# Employment Date wrong in EOI



## Aksh (Oct 29, 2014)

Joining date in my current employment is 11 May 2010,but I have wrongly mentioned 12 May 2010 in EOI (1 day later).Now I got the invitation, so I cannot make any change in EOI.Please suggest me what should I do while filing 189 visa.


----------



## BretSavage (Sep 2, 2014)

Aksh said:


> Joining date in my current employment is 11 May 2010,but I have wrongly mentioned 12 May 2010 in EOI (1 day later).Now I got the invitation, so I cannot make any change in EOI.Please suggest me what should I do while filing 189 visa.
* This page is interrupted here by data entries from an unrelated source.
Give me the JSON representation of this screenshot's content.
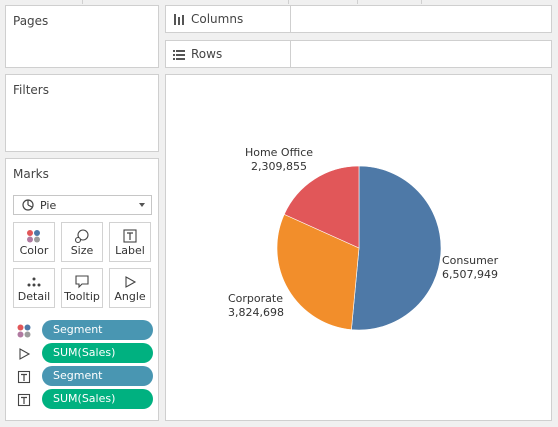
{
  "pages": {
    "title": "Pages"
  },
  "filters": {
    "title": "Filters"
  },
  "shelves": {
    "columns": {
      "label": "Columns"
    },
    "rows": {
      "label": "Rows"
    }
  },
  "marks": {
    "title": "Marks",
    "mark_type": "Pie",
    "buttons": {
      "color": "Color",
      "size": "Size",
      "label": "Label",
      "detail": "Detail",
      "tooltip": "Tooltip",
      "angle": "Angle"
    },
    "pills": [
      {
        "encoding": "color",
        "field": "Segment"
      },
      {
        "encoding": "angle",
        "field": "SUM(Sales)"
      },
      {
        "encoding": "label",
        "field": "Segment"
      },
      {
        "encoding": "label",
        "field": "SUM(Sales)"
      }
    ]
  },
  "colors": {
    "consumer": "#4e79a7",
    "corporate": "#f28e2b",
    "home_office": "#e15759",
    "dimension_pill": "#4996b2",
    "measure_pill": "#00b180"
  },
  "chart_data": {
    "type": "pie",
    "title": "",
    "slices": [
      {
        "label": "Consumer",
        "display": "6,507,949",
        "value": 6507949
      },
      {
        "label": "Corporate",
        "display": "3,824,698",
        "value": 3824698
      },
      {
        "label": "Home Office",
        "display": "2,309,855",
        "value": 2309855
      }
    ]
  }
}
Hopefully it wont make much of a difference....however if you can get a new letter from ur employer


----------



## Aksh (Oct 29, 2014)

Actually ,I cannot get a letter for a wrong date.Can I fill the correct date in Visa application but it is one day difference with EOI.However,this mistake does not affect claimed points.


----------



## GinjaNINJA (Apr 29, 2014)

No big deal. 
Enter right details in eVisa app form.


----------



## gerardOZ (Jul 13, 2014)

I had made the same mistake, with the difference of 5 days. i just put the correct date in the evisa 
and did not fill up form 1023 but just now i received the grant


----------



## Aksh (Oct 29, 2014)

Thanks all for ur suggestions.


----------



## BretSavage (Sep 2, 2014)

gerardOZ said:


> I had made the same mistake, with the difference of 5 days. i just put the correct date in the evisa
> and did not fill up form 1023 but just now i received the grant


Congratz.....lane:


----------



## TheExpatriate (Feb 7, 2014)

nothing to worry about ..... mention the right dates in eVisa and Form 80, and if you wanna make it look like the innocent mistake that it really is, submit form 1023


----------



## TheExpatriate (Feb 7, 2014)

besides, you actually underclaimed instead of overclaiming


----------



## Aksh (Oct 29, 2014)

Thanks.I will correctly fill in eVisa and form 80.In case if I make any other mistakes while submitting, I will use 1023 form to include this alstherwise I just leave it.


----------



## horizon80 (May 25, 2016)

*Did you get the grant without 1023*



Aksh said:


> Thanks.I will correctly fill in eVisa and form 80.In case if I make any other mistakes while submitting, I will use 1023 form to include this alstherwise I just leave it.


Hello 

I too did one day error in EOI for my overseas employment tenure i.e. I left UK on 20 Nov 2011 while I mentioned 19 Nov 2011. Similarly I entered India on 21 Nov 2011 while I mentioned 20 Nov 2011. It doesn't affect my total work experience. Do I need to do any correction? What dates should I fill in eVisa form?

Thanks
KH


----------